Connor has made deposits of $\$ 85.00$ into his savings account at the end of every three months for 14 years. If interest is $11 \%$ per annum compounded monthly and he leaves the accumulated balance for another 4 years, what would be the balance in his account then? The balance in his account would be $\$ \square$. (Round the final answer to the nearest cent as needed. Round all intermediate values to six decimal places as needed.)
Solution
Step 1 :Let's denote the total amount in the account after 14 years as \(A1\) and the total amount in the account after another 4 years as \(A2\).
Step 2 :Since Connor deposits money every three months, there are 4 deposits in a year. So, in 14 years, there are \(14*4 = 56\) deposits.

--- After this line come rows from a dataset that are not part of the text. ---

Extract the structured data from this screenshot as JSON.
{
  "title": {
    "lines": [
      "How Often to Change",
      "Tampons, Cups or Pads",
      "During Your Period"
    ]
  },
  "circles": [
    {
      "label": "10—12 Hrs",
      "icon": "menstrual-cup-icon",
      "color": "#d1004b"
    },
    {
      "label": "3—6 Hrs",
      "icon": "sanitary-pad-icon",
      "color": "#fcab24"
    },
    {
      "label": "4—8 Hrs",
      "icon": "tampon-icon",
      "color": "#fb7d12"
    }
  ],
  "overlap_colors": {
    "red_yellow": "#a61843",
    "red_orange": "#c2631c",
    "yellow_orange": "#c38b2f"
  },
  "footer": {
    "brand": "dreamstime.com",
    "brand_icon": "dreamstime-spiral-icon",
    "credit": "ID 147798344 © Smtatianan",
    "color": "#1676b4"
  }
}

Step 3 :The interest is compounded monthly, so the interest rate per period is \(\frac{11\%}{12} = 0.00916667\).
Step 4 :We can use the formula for the future value of an ordinary annuity to calculate \(A1\): \(A1 = P * [(1 + r)^{nt} - 1] / r\), where \(P\) is the amount of each deposit, \(r\) is the interest rate per period, and \(nt\) is the total number of periods.
Step 5 :Substituting the given values, we get: \(A1 = 85 * [(1 + 0.00916667)^{56} - 1] / 0.00916667 = \$7,238.96\).

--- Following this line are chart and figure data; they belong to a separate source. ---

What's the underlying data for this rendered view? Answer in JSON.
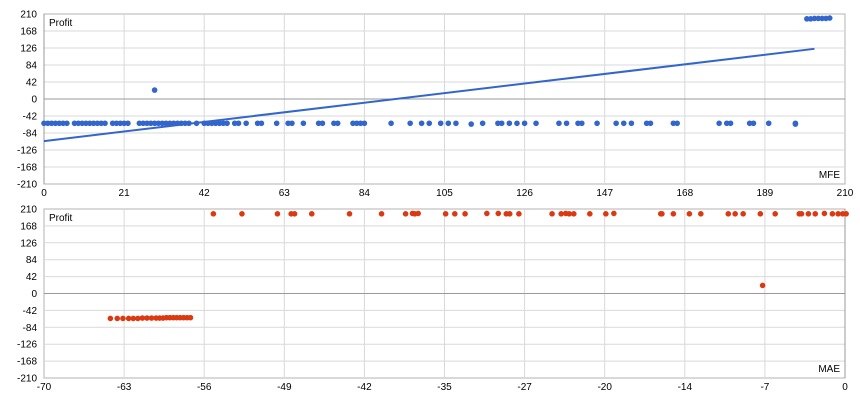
{
  "colors": {
    "mfe_points": "#3366cc",
    "mfe_line": "#3366cc",
    "mae_points": "#dc3912",
    "grid": "#d9d9d9",
    "axis": "#999999",
    "frame": "#b3b3b3"
  },
  "chart_data": [
    {
      "type": "scatter",
      "title": "",
      "ylabel": "Profit",
      "xlabel": "MFE",
      "xlim": [
        0,
        210
      ],
      "ylim": [
        -210,
        210
      ],
      "x_ticks": [
        "0",
        "21",
        "42",
        "63",
        "84",
        "105",
        "126",
        "147",
        "168",
        "189",
        "210"
      ],
      "y_ticks": [
        "210",
        "168",
        "126",
        "84",
        "42",
        "0",
        "-42",
        "-84",
        "-126",
        "-168",
        "-210"
      ],
      "grid": true,
      "trendline": {
        "x": [
          0,
          202
        ],
        "y": [
          -104,
          124
        ]
      },
      "series": [
        {
          "values": [
            [
              0,
              -60
            ],
            [
              1,
              -60
            ],
            [
              2,
              -60
            ],
            [
              3,
              -60
            ],
            [
              4,
              -60
            ],
            [
              5,
              -60
            ],
            [
              6,
              -60
            ],
            [
              8,
              -60
            ],
            [
              9,
              -60
            ],
            [
              10,
              -60
            ],
            [
              11,
              -60
            ],
            [
              12,
              -60
            ],
            [
              13,
              -60
            ],
            [
              14,
              -60
            ],
            [
              15,
              -60
            ],
            [
              16,
              -60
            ],
            [
              18,
              -60
            ],
            [
              19,
              -60
            ],
            [
              20,
              -60
            ],
            [
              21,
              -60
            ],
            [
              22,
              -60
            ],
            [
              25,
              -60
            ],
            [
              26,
              -60
            ],
            [
              27,
              -60
            ],
            [
              28,
              -60
            ],
            [
              29,
              -60
            ],
            [
              30,
              -60
            ],
            [
              31,
              -60
            ],
            [
              32,
              -60
            ],
            [
              33,
              -60
            ],
            [
              34,
              -60
            ],
            [
              35,
              -60
            ],
            [
              36,
              -60
            ],
            [
              37,
              -60
            ],
            [
              38,
              -60
            ],
            [
              40,
              -60
            ],
            [
              42,
              -60
            ],
            [
              43,
              -60
            ],
            [
              44,
              -60
            ],
            [
              45,
              -60
            ],
            [
              46,
              -60
            ],
            [
              47,
              -60
            ],
            [
              48,
              -60
            ],
            [
              50,
              -60
            ],
            [
              51,
              -60
            ],
            [
              53,
              -60
            ],
            [
              56,
              -60
            ],
            [
              57,
              -60
            ],
            [
              61,
              -60
            ],
            [
              64,
              -60
            ],
            [
              65,
              -60
            ],
            [
              68,
              -60
            ],
            [
              72,
              -60
            ],
            [
              73,
              -60
            ],
            [
              76,
              -60
            ],
            [
              77,
              -60
            ],
            [
              81,
              -60
            ],
            [
              82,
              -60
            ],
            [
              83,
              -60
            ],
            [
              84,
              -60
            ],
            [
              91,
              -60
            ],
            [
              96,
              -60
            ],
            [
              99,
              -60
            ],
            [
              101,
              -60
            ],
            [
              104,
              -60
            ],
            [
              106,
              -60
            ],
            [
              108,
              -60
            ],
            [
              112,
              -62
            ],
            [
              115,
              -60
            ],
            [
              119,
              -60
            ],
            [
              120,
              -60
            ],
            [
              122,
              -60
            ],
            [
              124,
              -60
            ],
            [
              126,
              -60
            ],
            [
              129,
              -60
            ],
            [
              135,
              -60
            ],
            [
              137,
              -60
            ],
            [
              140,
              -60
            ],
            [
              141,
              -60
            ],
            [
              145,
              -60
            ],
            [
              150,
              -60
            ],
            [
              152,
              -60
            ],
            [
              154,
              -60
            ],
            [
              158,
              -60
            ],
            [
              159,
              -60
            ],
            [
              165,
              -60
            ],
            [
              166,
              -60
            ],
            [
              177,
              -60
            ],
            [
              179,
              -60
            ],
            [
              180,
              -60
            ],
            [
              185,
              -60
            ],
            [
              186,
              -60
            ],
            [
              190,
              -60
            ],
            [
              197,
              -60
            ],
            [
              197,
              -62
            ],
            [
              29,
              22
            ],
            [
              200,
              198
            ],
            [
              201,
              198
            ],
            [
              202,
              199
            ],
            [
              203,
              199
            ],
            [
              204,
              199
            ],
            [
              205,
              199
            ],
            [
              206,
              200
            ]
          ]
        }
      ]
    },
    {
      "type": "scatter",
      "title": "",
      "ylabel": "Profit",
      "xlabel": "MAE",
      "xlim": [
        -70,
        0
      ],
      "ylim": [
        -210,
        210
      ],
      "x_ticks": [
        "-70",
        "-63",
        "-56",
        "-49",
        "-42",
        "-35",
        "-27",
        "-20",
        "-14",
        "-7",
        "0"
      ],
      "y_ticks": [
        "210",
        "168",
        "126",
        "84",
        "42",
        "0",
        "-42",
        "-84",
        "-126",
        "-168",
        "-210"
      ],
      "grid": true,
      "series": [
        {
          "values": [
            [
              -64.2,
              -62
            ],
            [
              -63.6,
              -62
            ],
            [
              -63.1,
              -62
            ],
            [
              -62.6,
              -62
            ],
            [
              -62.2,
              -62
            ],
            [
              -61.8,
              -62
            ],
            [
              -61.4,
              -61
            ],
            [
              -61.0,
              -61
            ],
            [
              -60.6,
              -61
            ],
            [
              -60.2,
              -61
            ],
            [
              -59.9,
              -61
            ],
            [
              -59.6,
              -61
            ],
            [
              -59.3,
              -60
            ],
            [
              -59.0,
              -60
            ],
            [
              -58.7,
              -60
            ],
            [
              -58.4,
              -60
            ],
            [
              -58.1,
              -60
            ],
            [
              -57.8,
              -60
            ],
            [
              -57.5,
              -60
            ],
            [
              -57.2,
              -60
            ],
            [
              -55.2,
              198
            ],
            [
              -52.7,
              198
            ],
            [
              -49.6,
              198
            ],
            [
              -48.4,
              198
            ],
            [
              -48.1,
              198
            ],
            [
              -46.6,
              198
            ],
            [
              -43.3,
              198
            ],
            [
              -40.5,
              198
            ],
            [
              -38.4,
              198
            ],
            [
              -37.8,
              199
            ],
            [
              -37.6,
              198
            ],
            [
              -37.3,
              199
            ],
            [
              -34.9,
              198
            ],
            [
              -34.1,
              198
            ],
            [
              -33.2,
              198
            ],
            [
              -31.3,
              199
            ],
            [
              -30.3,
              199
            ],
            [
              -29.6,
              198
            ],
            [
              -29.3,
              198
            ],
            [
              -28.5,
              198
            ],
            [
              -25.6,
              198
            ],
            [
              -24.8,
              198
            ],
            [
              -24.4,
              199
            ],
            [
              -24.1,
              198
            ],
            [
              -23.7,
              198
            ],
            [
              -22.3,
              198
            ],
            [
              -20.9,
              198
            ],
            [
              -20.2,
              199
            ],
            [
              -16.1,
              198
            ],
            [
              -16.0,
              198
            ],
            [
              -15.0,
              198
            ],
            [
              -13.6,
              198
            ],
            [
              -12.6,
              198
            ],
            [
              -10.2,
              198
            ],
            [
              -9.6,
              198
            ],
            [
              -8.9,
              198
            ],
            [
              -7.4,
              198
            ],
            [
              -6.1,
              198
            ],
            [
              -4.0,
              198
            ],
            [
              -3.8,
              198
            ],
            [
              -3.2,
              198
            ],
            [
              -2.6,
              198
            ],
            [
              -1.8,
              199
            ],
            [
              -1.1,
              198
            ],
            [
              -0.6,
              198
            ],
            [
              -0.2,
              198
            ],
            [
              0.1,
              198
            ],
            [
              -7.2,
              20
            ]
          ]
        }
      ]
    }
  ]
}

Step 6 :Next, we need to calculate \(A2\). The amount \(A1\) will be compounded for another 4 years at the monthly interest rate of 0.00916667.
Step 7 :We can use the formula for compound interest to calculate \(A2\): \(A2 = A1 * (1 + r)^{nt}\), where \(A1\) is the initial amount, \(r\) is the interest rate per period, and \(nt\) is the total number of periods.
Step 8 :Substituting the given values, we get: \(A2 = 7238.96 * (1 + 0.00916667)^{(4*12)} = \$10,315.68\).
Step 9 :So, the balance in his account would be \(\boxed{\$10,315.68}\).